|Focus:||BP p.l.c  ATMO 59 (17 June 2014)|
|Services:||Commercial, Intellectual Property & Technology|
It was The Muppets' Kermit the Frog who memorably sang about how "it's not easy being green", but in a recent trade mark decision that is sure to make colour trade mark applicants sit up and take notice, BP has encountered another setback, in its quest to obtain trade mark protection for the colour in Australia.
A trade mark is a sign used in the course of trade to distinguish the goods or services of one trader from those of another. While the Australian Trade Marks Act 1995 (Cth) (the Act) allows for the registration of non-traditional signs such as colours, and the Australian Trade Marks Register includes a number of examples of colour trade marks that have obtained registration, the process of obtaining registration of colour trade marks remains far from easy.

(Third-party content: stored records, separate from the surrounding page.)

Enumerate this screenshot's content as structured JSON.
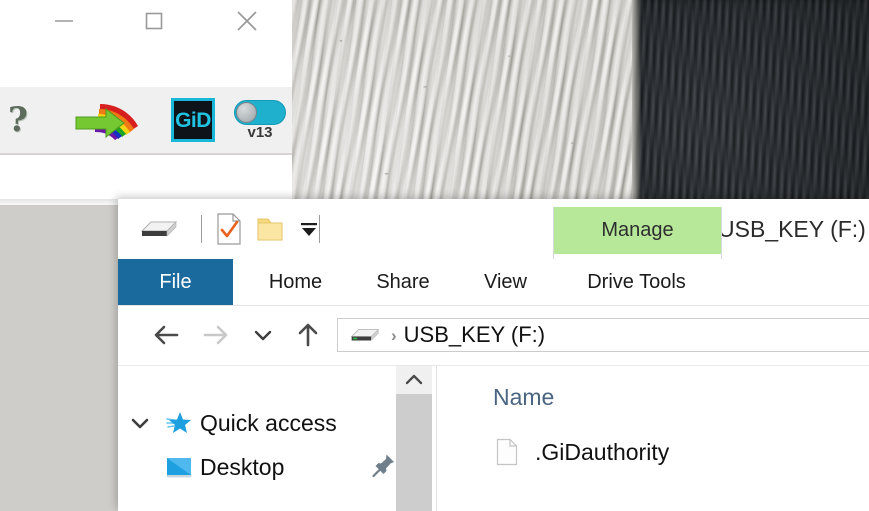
{
  "desktop": {
    "wallpaper_description": "granite-rock-texture-photo",
    "light_stone_color": "#c5c3bc",
    "dark_stone_color": "#22262a"
  },
  "gid_window": {
    "title_bar": {
      "minimize_label": "Minimize",
      "maximize_label": "Maximize",
      "close_label": "Close"
    },
    "toolbar": {
      "help_glyph": "?",
      "rainbow_arrow_label": "rainbow-arrow",
      "logo_text": "GiD",
      "version_label": "v13",
      "accent_color": "#18b6d8"
    }
  },
  "explorer": {
    "title": "USB_KEY (F:)",
    "quick_access_toolbar": {
      "drive_icon_label": "drive",
      "properties_icon_label": "properties",
      "new_folder_icon_label": "new-folder",
      "customize_icon_label": "customize"
    },
    "contextual_group": {
      "header": "Manage",
      "header_color": "#b7e89a",
      "tab": "Drive Tools"
    },
    "tabs": [
      {
        "label": "File",
        "active": true,
        "color": "#1a6a9e"
      },
      {
        "label": "Home",
        "active": false
      },
      {
        "label": "Share",
        "active": false
      },
      {
        "label": "View",
        "active": false
      }
    ],
    "address_bar": {
      "back_label": "Back",
      "forward_label": "Forward",
      "recent_label": "Recent locations",
      "up_label": "Up one level",
      "path": "USB_KEY (F:)",
      "separator": "›"
    },
    "navigation_pane": {
      "items": [
        {
          "label": "Quick access",
          "icon": "star-icon",
          "expanded": true
        },
        {
          "label": "Desktop",
          "icon": "desktop-icon",
          "pinned": true
        }
      ]
    },
    "content_pane": {
      "columns": [
        "Name"
      ],
      "files": [
        {
          "name": ".GiDauthority",
          "icon": "generic-file-icon"
        }
      ]
    }
  }
}
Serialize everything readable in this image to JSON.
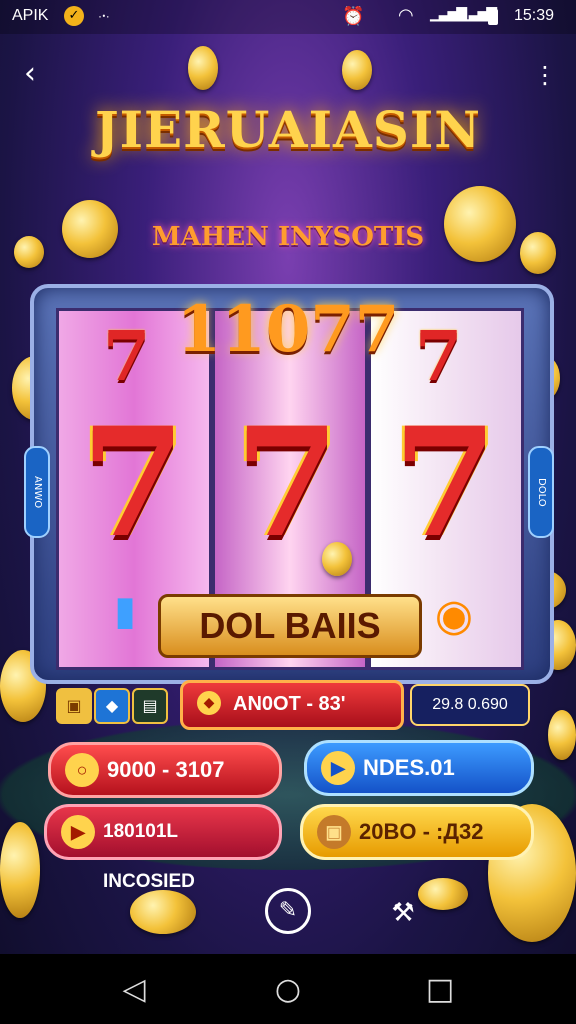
{
  "status_bar": {
    "carrier": "APIK",
    "extra": "·ꞏ·",
    "time": "15:39"
  },
  "header": {
    "back_icon": "chevron-left-icon",
    "menu_icon": "more-vertical-icon"
  },
  "title": "JIERUAIASIN",
  "subtitle": "MAHEN INYSOTIS",
  "slot_machine": {
    "jackpot_text": "11077",
    "reels": [
      {
        "top": "7",
        "main": "7"
      },
      {
        "top": "",
        "main": "7"
      },
      {
        "top": "7",
        "main": "7"
      }
    ],
    "left_side_label": "ANWO",
    "right_side_label": "DOLO",
    "spin_bar_label": "DOL BAIIS"
  },
  "info_row": {
    "center_value": "AN0OT - 83'",
    "right_value": "29.8 0.690"
  },
  "action_buttons": [
    {
      "label": "9000 - 3107",
      "icon": "coin-icon"
    },
    {
      "label": "NDES.01",
      "icon": "play-icon"
    },
    {
      "label": "180101L INCOSIED",
      "icon": "play-icon"
    },
    {
      "label": "20BO - :Д32",
      "icon": "chest-icon"
    }
  ],
  "colors": {
    "accent_gold": "#ffd34d",
    "red_button": "#d81f2e",
    "blue_button": "#2a7cf0"
  }
}
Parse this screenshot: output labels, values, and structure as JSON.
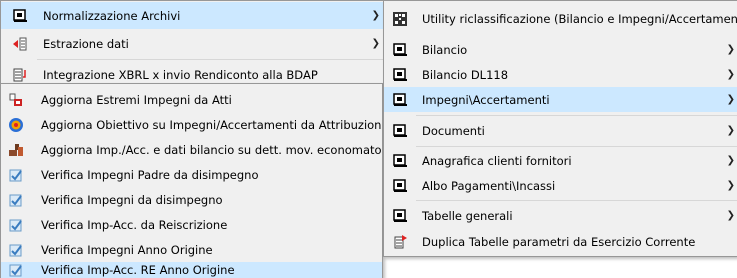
{
  "menu1": {
    "items": [
      {
        "label": "Normalizzazione Archivi",
        "icon": "module-icon",
        "has_submenu": true,
        "highlighted": true
      },
      {
        "label": "Estrazione dati",
        "icon": "export-icon",
        "has_submenu": true
      },
      {
        "label": "Integrazione XBRL x invio Rendiconto alla BDAP",
        "icon": "document-arrow-icon",
        "has_submenu": false
      }
    ]
  },
  "menu2": {
    "items": [
      {
        "label": "Aggiorna Estremi Impegni da Atti",
        "icon": "acts-icon"
      },
      {
        "label": "Aggiorna Obiettivo su Impegni/Accertamenti da Attribuzioni",
        "icon": "target-icon"
      },
      {
        "label": "Aggiorna Imp./Acc. e dati bilancio su dett. mov. economato",
        "icon": "hammer-icon"
      },
      {
        "label": "Verifica Impegni  Padre da disimpegno",
        "icon": "check-doc-icon"
      },
      {
        "label": "Verifica Impegni da disimpegno",
        "icon": "check-doc-icon"
      },
      {
        "label": "Verifica Imp-Acc. da Reiscrizione",
        "icon": "check-doc-icon"
      },
      {
        "label": "Verifica Impegni Anno Origine",
        "icon": "check-doc-icon"
      },
      {
        "label": "Verifica Imp-Acc. RE Anno Origine",
        "icon": "check-doc-icon",
        "highlighted": true
      }
    ]
  },
  "menu3": {
    "items": [
      {
        "label": "Utility riclassificazione (Bilancio e Impegni/Accertamenti)",
        "icon": "grid-icon",
        "has_submenu": false
      },
      {
        "label": "Bilancio",
        "icon": "module-icon",
        "has_submenu": true
      },
      {
        "label": "Bilancio DL118",
        "icon": "module-icon",
        "has_submenu": true
      },
      {
        "label": "Impegni\\Accertamenti",
        "icon": "module-icon",
        "has_submenu": true,
        "highlighted": true
      },
      {
        "label": "Documenti",
        "icon": "module-icon",
        "has_submenu": true
      },
      {
        "label": "Anagrafica clienti fornitori",
        "icon": "module-icon",
        "has_submenu": true
      },
      {
        "label": "Albo Pagamenti\\Incassi",
        "icon": "module-icon",
        "has_submenu": true
      },
      {
        "label": "Tabelle generali",
        "icon": "module-icon",
        "has_submenu": true
      },
      {
        "label": "Duplica Tabelle parametri da Esercizio Corrente",
        "icon": "duplicate-icon",
        "has_submenu": false
      }
    ]
  },
  "colors": {
    "menu_bg": "#f0f0f0",
    "highlight": "#cce8ff",
    "border": "#979797"
  }
}
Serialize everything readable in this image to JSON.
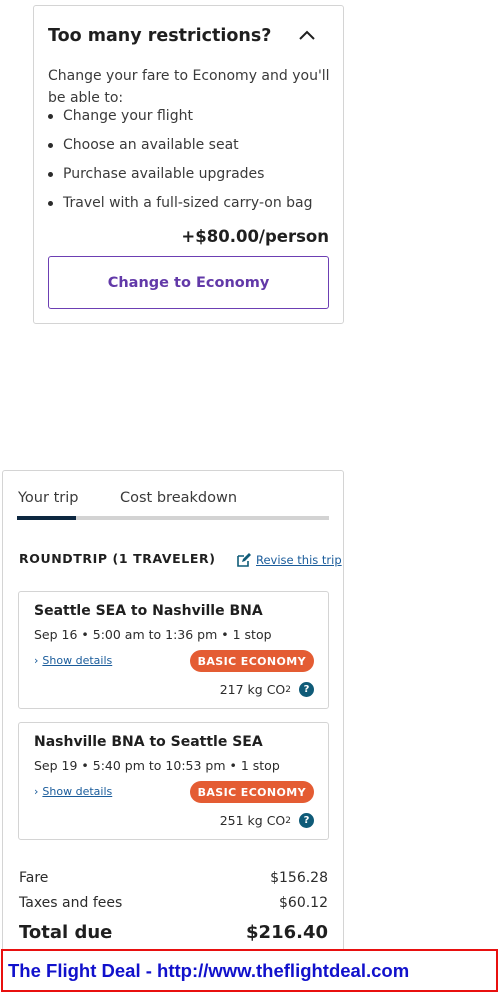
{
  "restrictions": {
    "title": "Too many restrictions?",
    "intro": "Change your fare to Economy and you'll be able to:",
    "benefits": [
      "Change your flight",
      "Choose an available seat",
      "Purchase available upgrades",
      "Travel with a full-sized carry-on bag"
    ],
    "price": "+$80.00/person",
    "button_label": "Change to Economy",
    "collapse_icon": "chevron-up-icon",
    "accent_color": "#6239a8"
  },
  "trip": {
    "tabs": [
      {
        "label": "Your trip",
        "active": true
      },
      {
        "label": "Cost breakdown",
        "active": false
      }
    ],
    "trip_type": "ROUNDTRIP (1 TRAVELER)",
    "revise_link": "Revise this trip",
    "revise_icon": "edit-icon",
    "legs": [
      {
        "route": "Seattle SEA to Nashville BNA",
        "times": "Sep 16 • 5:00 am to 1:36 pm • 1 stop",
        "details_link": "Show details",
        "fare_badge": "BASIC ECONOMY",
        "co2_value": "217 kg CO",
        "co2_sub": "2"
      },
      {
        "route": "Nashville BNA to Seattle SEA",
        "times": "Sep 19 • 5:40 pm to 10:53 pm • 1 stop",
        "details_link": "Show details",
        "fare_badge": "BASIC ECONOMY",
        "co2_value": "251 kg CO",
        "co2_sub": "2"
      }
    ],
    "badge_color": "#e45c33",
    "costs": {
      "fare_label": "Fare",
      "fare_amount": "$156.28",
      "taxes_label": "Taxes and fees",
      "taxes_amount": "$60.12",
      "total_label": "Total due",
      "total_amount": "$216.40"
    }
  },
  "banner": {
    "text": "The Flight Deal - http://www.theflightdeal.com",
    "border_color": "#e8100f",
    "text_color": "#1111cc"
  }
}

IP Australia's stated position has been that "a single colour applied to the surface of goods that are normally coloured will generally be regarded as being devoid of inherent adaptation to distinguish". In practice, this has meant that an applicant has needed to:
- clearly describe the nature of the trade mark so that its scope is clearly defined
- demonstrate that they have used the colour as a trade mark, and
- demonstrate that the Australian public have come to understand and identify that colour with the particular goods or services provided by the applicant through the provision of evidence.
BP had initiated its application on 15 April 2002 and subsequently faced opposition proceedings brought by Woolworths Limited and revocation of acceptance. The trade mark was re-examined and IP Australia reinstated an objection to registration pursuant to section 41(6) of a now defunct version of the Act. The relevant section provided that if a trade mark was not to any extent inherently adapted to distinguish the designated goods or services, the applicant could attempt to establish that it had in fact distinguished the goods or services for which protection was sought, by reason of the extent to which it had used the mark before the filing date.
In support of acceptance and its position that Australian consumers understood that the use of Pantone shade 348C in relation to "Fuels (including petrol) provided through vehicle service stations" in class 4, "Vehicle service stations (refuelling and maintenance); vehicle service station services including vehicle lubrication, maintenance, cleaning and repair, vehicle anti-rust treatment, vehicle wash and vehicle tyre fitting and repair" in class 37 and "Take-away food services; provision of food and drink; snack-bars and cafes; all in convenience stores located on-site at vehicle service stations" in class 43, distinguished its goods and services from the goods or services of other traders, BP relied on the extensive evidence provided over the 12 years since filing the original application in 2002.
Instead of availing itself of the opportunity to provide written submissions in support of acceptance or put oral arguments to the Hearing Officer, BP relied on five declarations some of which the Hearing Officer noted were filed for the purpose of earlier proceedings. The declarations relied on by BP contained extensive evidence of its use of the colour GREEN including promotional material, survey evidence, substantial sales and advertising figures.
In rejecting BP's trade mark application on the basis that the evidence filed in support of the application failed to establish that Pantone shade 348C distinguished BP's goods and services as at the filing date, Hearing Officer Wilson concluded that "I do not find the evidence and the various contexts in which the Trade Mark has been applied demonstrate that the Trade Mark if used alone distinguishes the goods and services" [emphasis added] and notwithstanding an association in the public mind between the colour green and BP's service stations "...I am not satisfied that... consumers would take any use of the Trade Mark in relation to all the designated goods and services as indicating those goods and services [were] provided exclusively by the applicant."
The lessons to be drawn from BP's recent experience before IP Australia include:
- The path to obtaining protection of colour as a trade mark will remain a difficult one and require directed evidence demonstrating that the colour itself acts as a distinctive badge of origin for claimed goods or services.
- Use does not equate with distinctiveness. When providing evidence in support of an application for protection of a colour (or for any other type of trade mark) it is essential to remember that overwhelming evidence of use does not equate to overwhelming use as a trade mark. That is, as a distinctive badge of origin for the applicant in relation to the goods or services for which protection is sought.
- Brand owners should take every opportunity to persuade IP Australia of the merits of their position. While written or oral submissions perhaps may have not made any difference in this instance, these remain critical tools and opportunities to persuade IP Australia and the delegated officer of your position.
The content of this article is intended to provide a general guide to the subject matter. Specialist advice should be sought about your specific circumstances.